CoreCDP 2.3.3 Release Notes

CoreCDP 2.3.3

CoreCDP 2.3.3 was released on June 12, 2014.

CoreCDP 2.3.3 is a maintenance release that primarily adds build support for Ubuntu 12.04 LTS and Debian 7.

Changes since 2.2.2
  • Builds on Ubuntu 12.04, Debian 7 and other newer distros. See below for supported versions.
  • Added ruby 1.9.3, ruby-sqlite3, ruby-serial port recipes
  • Added autossh recipe
  • Added ocg-scripts — provides sample scripts for some common OCG use cases. See OCG Scripts for details.
  • Added EEPROM values into mts-io sysfs (product-id, device-id, etc)
  • Added hardware support for using the MT100EOCG with the PCIE-DK and MTPCIE-H5 (MACHINE=mt100eocg-pcie-dk)
  • Added all available timezone data to standard images
  • Updated venus-gps to fix bug with truncated NMEA data
  • Default ppp config now sets the logfile /dev/null option to prevent creating /etc/ppp/connect-errors (and therefore writing to NAND flash)
  • Enabled SSL support for lighttpd by default
  • Enabled spidev driver for userspace SPI access. See the External SPI Bus section on the Accessing MTCDP Hardware Interfaces or Accessing MT100EOCG Hardware Interfaces page for details.
Known Issues
  • In order to reset the radio for H5 models, the user must call the /usr/sbin/radio-reset-h5 script rather than using the standard mts-io method. This script disables all USB host ports while the radio is reset.

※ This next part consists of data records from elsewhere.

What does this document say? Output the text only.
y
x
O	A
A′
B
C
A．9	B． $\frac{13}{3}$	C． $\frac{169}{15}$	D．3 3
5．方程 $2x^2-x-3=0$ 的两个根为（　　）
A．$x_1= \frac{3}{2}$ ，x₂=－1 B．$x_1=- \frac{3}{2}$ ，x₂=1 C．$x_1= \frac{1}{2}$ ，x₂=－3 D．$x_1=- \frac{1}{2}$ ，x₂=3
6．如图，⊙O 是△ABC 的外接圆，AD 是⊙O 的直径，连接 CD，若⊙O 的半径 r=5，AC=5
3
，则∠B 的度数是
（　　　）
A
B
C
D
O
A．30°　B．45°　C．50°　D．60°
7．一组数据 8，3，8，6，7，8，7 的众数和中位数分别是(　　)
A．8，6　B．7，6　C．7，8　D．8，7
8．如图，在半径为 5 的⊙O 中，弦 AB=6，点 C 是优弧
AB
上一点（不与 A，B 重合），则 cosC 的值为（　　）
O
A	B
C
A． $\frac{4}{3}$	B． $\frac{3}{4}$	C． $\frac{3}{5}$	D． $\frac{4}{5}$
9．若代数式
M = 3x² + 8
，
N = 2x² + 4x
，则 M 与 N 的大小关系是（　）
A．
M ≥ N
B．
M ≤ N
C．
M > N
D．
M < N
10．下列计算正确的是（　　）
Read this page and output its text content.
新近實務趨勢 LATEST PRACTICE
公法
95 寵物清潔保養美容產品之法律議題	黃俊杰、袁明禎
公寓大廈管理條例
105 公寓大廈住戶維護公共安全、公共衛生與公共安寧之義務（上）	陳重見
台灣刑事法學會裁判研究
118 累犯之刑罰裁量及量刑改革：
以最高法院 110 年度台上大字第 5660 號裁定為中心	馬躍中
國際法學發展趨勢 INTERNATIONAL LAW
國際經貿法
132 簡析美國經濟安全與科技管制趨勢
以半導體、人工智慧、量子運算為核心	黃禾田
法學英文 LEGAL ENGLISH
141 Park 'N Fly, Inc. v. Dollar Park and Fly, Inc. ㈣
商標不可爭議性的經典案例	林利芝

If the script is not used, the radio will fail to reset and will not function until properly reset.
  • CoreCDP 2.3.3 won’t build on Ubuntu 13.04 or later. Please use a supported distribution from the list below. Ubuntu 12.04 LTS is highly recommended.
  • OpenJDK doesn’t build on all Linux distributions, see the list below for more information.
  • To build OpenJDK on CentOS 6.5, SELinux should be disabled (run ‘setenforce 0’ as root)
  • venus-gps usage doesn’t show the supported “host:port” syntax for –tcp-client option.
  • sms-utils is not supported on CDMA/EVDO radios (EV2, EV3)
  • The at91bootstrap for MTCDP built by the 2.3.3 source is still running a slow SDRAM slew rate, which has been known to cause issues with some recently manufactured units. See MTCDP - SDRAM SLEWRATE - Product Support Notification - 05/12/2014 for details. An updated binary is pre-built and located here. The change was committed to git after 2.3.3 was tagged and tested.
Supported Linux distributions for build system
  • Ubuntu 10.04 to 12.10 (12.04 recommended)
  • Debian 6 and 7 (recommended)
  • openSUSE 11.4 to 12.2 (openjdk doesn’t build on 12.2)
  • Fedora 12-17 (openjdk doesn’t build)
  • CentOS 6.5
Linux distributions that won’t work
  • Ubuntu 13.04 and later
  • Fedora 18 and later
  • openSUSE 12.3 and later
Notable Software Versions
GCC 4.5.3
Glibc 2.12
Linux 2.6.35.14
Busybox 1.18.3
U-Boot 1.3.4
Python 2.6.6
Perl 5.10.1
Ruby 1.9.3-p392
JamVM 1.5.4
OpenJDK 6b24
PHP 5.3.6
SQLite 3.6.23.1
Mono 2.6.3
PPP 2.4.5
OpenSSL 1.0.0d
Dropbear (ssh daemon) 0.52
Lighttpd 1.4.28
Download
Download the tarball: CoreCDP 2.3.3 (2890 downloads )
Pre-built packages and images: http://www.multitech.net/corecdp
Git access: git://git.multitech.net/corecdp.git
Cgit web interface: http://git.multitech.net
Release tag: 2.3.3

See Getting Started for build instructions using the provided tarball.

Supported Hardware

MTCDP-E1-DK-0.0
MTCDP-G2-DK-0.0
MTCDP-H4-DK-0.0
MTCDP-EV2-DK-0.0
MTCDP-1.0 (no radio)
MTCDP-E1-DK-1.0
MTCDP-G2-DK-1.0
MTCDP-H4-DK-1.0
MTCDP-H5-DK-1.0
MTCDP-EV2-DK-1.0
MTCDP-EV3-DK-1.0
MT100EOCG (no radio)
MT100EOCG-G2
MT100EOCG-H4
MT100EOCG-H5
MT100EOCG-EV2
MT100EOCG-EV3
MT100EOCG with MTPCIE-H5

How to Build from Git (if not using release tarball)
# clone the repo
git clone git://git.multitech.net/corecdp.git
cd corecdp

# checkout a branch/tag
git checkout 2.3.3

# init git submodules and setup dir structure
./setup.sh

# setup environment
source env-oe.sh

# Optionally edit conf/local.conf to customize some settings:
# INHERIT += "rm_work" (save disk space or keep source code)
# Set BB_NUMBER_THREADS and PARALLEL_MAKE to values that make sense
# for your system and the number of CPU cores you have.